3) Novak Djokovic is largely this far down the list because I believe he is more vulnerable to big defeats than any other point in the last 10 years. Age is catching up to him, and Zverev and Medvedev are finding elite levels more often on the biggest stages. Nevertheless, would it be a major surprise if he won 3 majors again? Not particularly. For me, the lack of events he will play this year affects his placing on this list, in combination with a new vulnerability at slams. At the time of writing, we don’t even know if he will be in Australia (I strongly believe he will be).
4) Rafael Nadal is here largely off my belief he will win the French Open again in 2022 and has the potential for a deep run at Wimbledon this year. Djokovic displayed one of the best performances of his career to beat Nadal in Paris and would be hard-pressed to replicate it next year against an even more determined (if possible) Nadal.

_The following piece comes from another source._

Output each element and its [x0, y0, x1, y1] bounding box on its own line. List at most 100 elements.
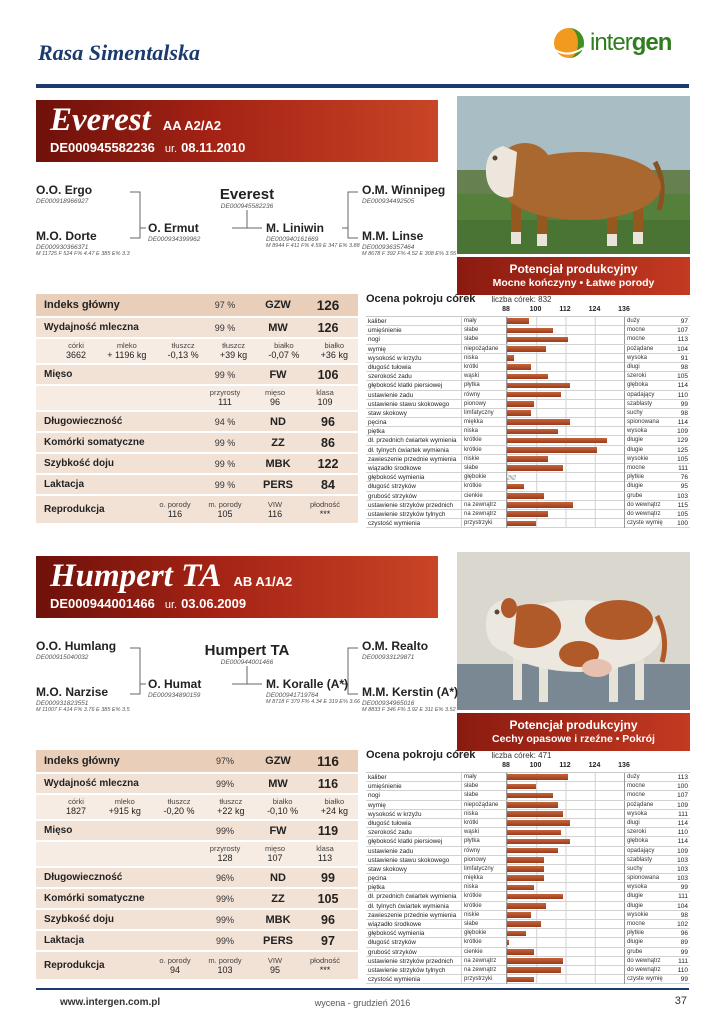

I would also expect him to perform better at the clay Masters 1000s, which for his lofty standards was disappointing in patches.
5) Stefanos Tsitsipas has been placed in a strange middle ground; in danger of being cut off from the top 4, but even with doubts about fitness after elbow surgery, still has levels above the bottom half of the top 10. I suspect he will start the season slow but pick up a lot of points on clay and continue decent form towards the end of the year. I do worry for him though and a lack of improvement over the last 18 months, especially on the backhand on quicker surfaces, are a concern.
6) Jannik Sinner is taking up the ‘best of the rest’ slot, and will hope to win a first Masters 1000 and make a slam semi-final this year. He certainly has the game to challenge the top players on a frequent basis, though I think this year is a year too soon for a true, top four breakthrough.
7) Carlos Alcaraz is the star of the ‘Next Next Gen’ and already has a flexible all round game which should see him succeed on all surfaces. He already has the huge explosive power to beat the best (though not consistently yet), whilst also having the pragmatism to know when to work hard defensively. The next step for him is to cover the limitations of his serve, which can still be exploited by the very best.
8) Andrey Rublev struggled at the end of last year, and I believe his one-dimensional game in comparison to some of his peers is being worked out by more and more players. Whilst his explosive baseline games will still get him wins, I think he will find himself more cut adrift in 2022, under the pressure of younger players with more strings to their bow.
9) Matteo Berrettini will struggle to replicate the mass points he accrued on grass in 2022, but his game lends itself to beating players he ‘should’ and struggling against the very top players. Providing he stays fit (beware the troublesome ab muscle) he has the rare ability to go deep at all four slams, which should maintain his place in the top 10.
10) Dominic Thiem is coming off wrist surgery and will miss Australia, and you’d have to suspect it’ll take him a couple of months to find anything near the form we expect from him. However, he has star quality, and performances from May onwards should just see him find enough to scrape into the top 10 at year’s end.
Grand Slam predictions:
Australian Open: Djokovic
Roland Garros: Nadal
US Open: Zverev
I am aware I have Medvedev as number one despite not winning a slam. I believe he is the most consistent player in tennis right now combining quality and quantity of events and is the heavy favourite for the Australian Open if Djokovic does not play. The tour is crying out for a new grass court hero, otherwise Djokovic threatens to clean up Wimbledon for the rest of his career. My first titlist for this year is Holger Rune, who I predict to be top 50 by the end of the year.
Let’s revisit these in December and see how well (or badly) I did!